We are testing whether these low-cost, easily replicable and scalable interventions can be successful in improving jobs-related and social outcomes for participating youth. If so, there is great potential for scale-up in Rio de Janeiro and in other parts of Brazil, especially as the Brazilian government is currently planning a major effort to modernize technical and vocational training and align this with private sector needs. We’ve already received quite a bit of attention in the Brazilian press (here, here, and here, for example).

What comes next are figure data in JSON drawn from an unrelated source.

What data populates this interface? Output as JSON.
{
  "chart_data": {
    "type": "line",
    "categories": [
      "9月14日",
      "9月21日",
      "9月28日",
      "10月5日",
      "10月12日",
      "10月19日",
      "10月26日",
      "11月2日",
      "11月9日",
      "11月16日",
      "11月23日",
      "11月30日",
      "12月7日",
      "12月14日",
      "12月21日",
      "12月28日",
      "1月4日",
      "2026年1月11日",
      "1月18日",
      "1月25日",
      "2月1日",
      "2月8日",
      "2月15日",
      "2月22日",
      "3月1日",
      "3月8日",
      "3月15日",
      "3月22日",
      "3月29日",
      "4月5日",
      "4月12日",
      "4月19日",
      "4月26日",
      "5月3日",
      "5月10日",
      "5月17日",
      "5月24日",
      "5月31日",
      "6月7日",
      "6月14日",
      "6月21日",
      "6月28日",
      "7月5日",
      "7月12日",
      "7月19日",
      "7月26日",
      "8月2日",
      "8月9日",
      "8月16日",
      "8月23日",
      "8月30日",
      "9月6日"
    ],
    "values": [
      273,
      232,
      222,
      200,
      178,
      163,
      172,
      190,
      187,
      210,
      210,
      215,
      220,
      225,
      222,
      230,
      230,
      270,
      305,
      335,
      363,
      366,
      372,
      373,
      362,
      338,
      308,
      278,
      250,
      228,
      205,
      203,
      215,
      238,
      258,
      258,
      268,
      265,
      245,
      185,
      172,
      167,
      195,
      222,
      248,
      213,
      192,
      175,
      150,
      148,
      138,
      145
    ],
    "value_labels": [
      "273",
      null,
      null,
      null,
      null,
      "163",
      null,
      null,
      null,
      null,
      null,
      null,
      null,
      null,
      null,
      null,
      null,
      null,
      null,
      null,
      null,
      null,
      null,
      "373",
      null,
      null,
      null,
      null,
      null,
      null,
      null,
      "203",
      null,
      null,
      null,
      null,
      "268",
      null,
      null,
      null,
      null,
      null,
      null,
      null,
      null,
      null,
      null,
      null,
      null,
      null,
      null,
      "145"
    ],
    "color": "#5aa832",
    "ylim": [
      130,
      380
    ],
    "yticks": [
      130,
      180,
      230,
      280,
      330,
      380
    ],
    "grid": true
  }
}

Programe o seu Futuro is a labor of love but, in this case, love is not all we need. All partners are contributing what they can. Vila Olimpica is contributing space for the program and community outreach. Banco Maré, SICOOB, and the Blockchain Academy are contributing their curricula and expertise. SICOOB is, additionally, donating forty computers for a lab at Vila Olimpica which will serve the community for years to come. Brazil’s Securities and Exchange Commission, Comissao de Valores Mobiliarios (CVM) is providing local convening power and leading ongoing efforts to mobilize private sector partners to fund program scale-up and further testing (conditional on successful results from our initial RCT) and to create linkages with firms that may be interested in hiring Programe o Seu Futuro participants, since these youth are not part of the population that would not normally be considered by such firms (see their official press release). The World Bank is leading on the research side and contributing funds for the RCT, coordinating the broader effort, and linking the work to national policy.
Here's what some of our participants have to say so far:
Thamires, 19-years old, participating in Jovem Alerta: “The most interesting thing was learning about the details related to the labor market. we learned about how to take part in selection processes, how to deal with the work environment, how to dress for work, etc...I’ve already tried to start other courses and activities here, [but] this region does not have many options. This was the opportunity I found, and that’s why I chased it and came to class today.”
Rawide, 18 years old, participating in the programming course: “I think the class was very interesting...Now I know what programming means. I think about going to college. Maybe a Bachelor in Physical Education. But if I learn enough in this course, I now think I could also go on as a programmer... I’ve never seen courses like this being offered here. This is the first time!”